I have an example where the iteration order of a python generator expression seems to be different from the analogous list comprehension and generator function.
For example, the code
n = 10
d = {i : str(i) for i in range(n)}
for i in d:
print d[i],
print
def func_gen(d):
for i in range(n):
yield d[i]
print(list(func_gen(d)))
g = [d[i] for i in range(n)]
print(g)
g = {d[i] for i in range(n)}
print(list(g))
has the output
0 1 2 3 4 5 6 7 8 9
['0', '1', '2', '3', '4', '5', '6', '7', '8', '9']

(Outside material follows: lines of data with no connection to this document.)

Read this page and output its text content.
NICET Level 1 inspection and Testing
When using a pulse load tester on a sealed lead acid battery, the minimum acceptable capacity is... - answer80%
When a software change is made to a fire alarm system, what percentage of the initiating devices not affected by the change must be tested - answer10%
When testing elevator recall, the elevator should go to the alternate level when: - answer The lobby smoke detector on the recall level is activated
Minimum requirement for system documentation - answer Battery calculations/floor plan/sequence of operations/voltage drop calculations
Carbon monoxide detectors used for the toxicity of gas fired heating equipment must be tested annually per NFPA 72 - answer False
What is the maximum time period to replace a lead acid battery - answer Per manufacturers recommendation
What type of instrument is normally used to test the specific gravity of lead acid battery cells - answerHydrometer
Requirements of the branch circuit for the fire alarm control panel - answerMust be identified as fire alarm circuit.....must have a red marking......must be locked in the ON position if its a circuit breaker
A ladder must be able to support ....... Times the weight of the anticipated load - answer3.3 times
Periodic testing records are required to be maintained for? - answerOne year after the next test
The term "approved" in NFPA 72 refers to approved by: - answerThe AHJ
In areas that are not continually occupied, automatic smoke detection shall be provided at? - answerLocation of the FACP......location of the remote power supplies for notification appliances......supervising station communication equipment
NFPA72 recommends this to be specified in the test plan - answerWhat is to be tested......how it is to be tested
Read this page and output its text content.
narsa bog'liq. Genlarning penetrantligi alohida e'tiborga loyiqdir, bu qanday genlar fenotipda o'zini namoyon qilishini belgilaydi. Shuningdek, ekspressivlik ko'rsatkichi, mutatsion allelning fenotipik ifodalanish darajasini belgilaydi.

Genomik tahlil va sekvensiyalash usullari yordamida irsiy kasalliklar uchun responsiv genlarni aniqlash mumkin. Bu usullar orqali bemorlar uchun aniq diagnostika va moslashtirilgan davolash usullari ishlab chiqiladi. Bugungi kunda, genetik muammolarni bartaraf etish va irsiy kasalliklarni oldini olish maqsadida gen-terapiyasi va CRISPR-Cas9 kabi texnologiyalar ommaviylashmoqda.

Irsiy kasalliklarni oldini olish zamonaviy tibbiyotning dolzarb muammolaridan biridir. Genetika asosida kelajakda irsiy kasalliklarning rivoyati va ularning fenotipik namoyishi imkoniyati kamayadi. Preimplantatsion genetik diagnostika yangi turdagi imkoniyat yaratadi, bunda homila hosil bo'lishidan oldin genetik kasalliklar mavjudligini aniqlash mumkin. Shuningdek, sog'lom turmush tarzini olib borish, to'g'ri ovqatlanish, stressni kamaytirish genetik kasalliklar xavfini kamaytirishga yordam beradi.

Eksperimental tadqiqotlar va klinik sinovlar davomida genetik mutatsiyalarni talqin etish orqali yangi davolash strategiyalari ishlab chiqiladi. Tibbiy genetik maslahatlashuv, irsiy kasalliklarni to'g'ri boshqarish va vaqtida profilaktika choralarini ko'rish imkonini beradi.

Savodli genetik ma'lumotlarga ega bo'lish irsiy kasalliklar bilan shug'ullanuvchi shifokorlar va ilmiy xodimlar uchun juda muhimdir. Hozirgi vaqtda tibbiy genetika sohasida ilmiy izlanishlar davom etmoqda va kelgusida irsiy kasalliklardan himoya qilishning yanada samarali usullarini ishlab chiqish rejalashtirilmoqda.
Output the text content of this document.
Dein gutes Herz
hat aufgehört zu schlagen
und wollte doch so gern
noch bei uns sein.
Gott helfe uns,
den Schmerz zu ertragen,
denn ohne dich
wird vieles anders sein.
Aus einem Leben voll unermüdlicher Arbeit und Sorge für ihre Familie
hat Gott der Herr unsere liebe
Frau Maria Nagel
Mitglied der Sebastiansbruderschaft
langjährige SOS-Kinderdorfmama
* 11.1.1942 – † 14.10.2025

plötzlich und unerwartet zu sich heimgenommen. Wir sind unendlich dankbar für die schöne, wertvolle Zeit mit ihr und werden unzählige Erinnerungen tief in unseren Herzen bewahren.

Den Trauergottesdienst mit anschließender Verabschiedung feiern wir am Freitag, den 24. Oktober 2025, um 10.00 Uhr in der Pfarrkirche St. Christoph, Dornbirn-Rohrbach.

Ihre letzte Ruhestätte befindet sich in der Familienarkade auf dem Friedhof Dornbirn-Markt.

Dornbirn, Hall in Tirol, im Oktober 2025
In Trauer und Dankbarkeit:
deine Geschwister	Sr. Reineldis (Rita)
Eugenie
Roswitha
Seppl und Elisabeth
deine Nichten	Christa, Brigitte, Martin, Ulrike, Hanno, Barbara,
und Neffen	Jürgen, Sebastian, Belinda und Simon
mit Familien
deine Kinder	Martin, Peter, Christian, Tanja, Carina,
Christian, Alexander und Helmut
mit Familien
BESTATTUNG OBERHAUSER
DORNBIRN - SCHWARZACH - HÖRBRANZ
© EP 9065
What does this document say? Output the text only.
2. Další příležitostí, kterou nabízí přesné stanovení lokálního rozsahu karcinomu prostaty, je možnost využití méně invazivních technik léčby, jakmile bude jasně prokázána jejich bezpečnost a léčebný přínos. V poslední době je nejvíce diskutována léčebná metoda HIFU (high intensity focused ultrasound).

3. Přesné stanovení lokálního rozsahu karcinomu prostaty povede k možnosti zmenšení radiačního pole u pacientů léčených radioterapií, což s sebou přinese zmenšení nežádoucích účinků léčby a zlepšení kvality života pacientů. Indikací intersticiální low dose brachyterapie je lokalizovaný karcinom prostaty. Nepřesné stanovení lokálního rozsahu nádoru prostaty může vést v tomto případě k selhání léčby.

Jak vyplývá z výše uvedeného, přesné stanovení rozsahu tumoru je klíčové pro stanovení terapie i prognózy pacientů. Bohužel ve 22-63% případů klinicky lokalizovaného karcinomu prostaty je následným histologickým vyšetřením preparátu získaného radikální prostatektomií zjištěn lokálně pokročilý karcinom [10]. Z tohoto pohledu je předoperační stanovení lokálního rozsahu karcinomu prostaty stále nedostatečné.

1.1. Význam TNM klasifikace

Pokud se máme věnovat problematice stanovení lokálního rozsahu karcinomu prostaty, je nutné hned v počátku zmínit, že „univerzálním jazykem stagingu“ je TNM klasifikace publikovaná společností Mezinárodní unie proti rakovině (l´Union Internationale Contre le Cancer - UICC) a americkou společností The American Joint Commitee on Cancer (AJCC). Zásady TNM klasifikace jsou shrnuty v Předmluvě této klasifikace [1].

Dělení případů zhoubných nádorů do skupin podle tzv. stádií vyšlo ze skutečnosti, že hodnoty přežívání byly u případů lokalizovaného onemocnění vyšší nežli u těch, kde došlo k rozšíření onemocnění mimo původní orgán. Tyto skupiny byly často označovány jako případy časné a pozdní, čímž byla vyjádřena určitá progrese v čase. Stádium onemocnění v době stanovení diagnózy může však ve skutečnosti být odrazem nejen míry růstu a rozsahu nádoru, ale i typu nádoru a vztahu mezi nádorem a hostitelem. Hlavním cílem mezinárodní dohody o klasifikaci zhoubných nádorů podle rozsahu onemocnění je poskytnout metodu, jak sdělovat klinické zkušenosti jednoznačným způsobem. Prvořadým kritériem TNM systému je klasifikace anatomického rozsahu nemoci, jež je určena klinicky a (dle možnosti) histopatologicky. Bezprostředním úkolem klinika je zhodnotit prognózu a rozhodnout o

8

['0', '1', '2', '3', '4', '5', '6', '7', '8', '9']
['1', '0', '3', '2', '5', '4', '7', '6', '9', '8']
I would expect the generator expression to produce an ordered output like it does with the list comprehension. Is there something about generator expressions that says the order isn't guaranteed?
Why is the order for the generator expression different from the others, even though the constructs are almost identical? It isn't even the same order as iterating through the dictionary, so it doesn't seem like it's deferring to that.
I'm seeing the same behavior in Python 2 and 3.
Dicts aren't ordered. You can't rely on their items to come back in any particular order, even between function calls.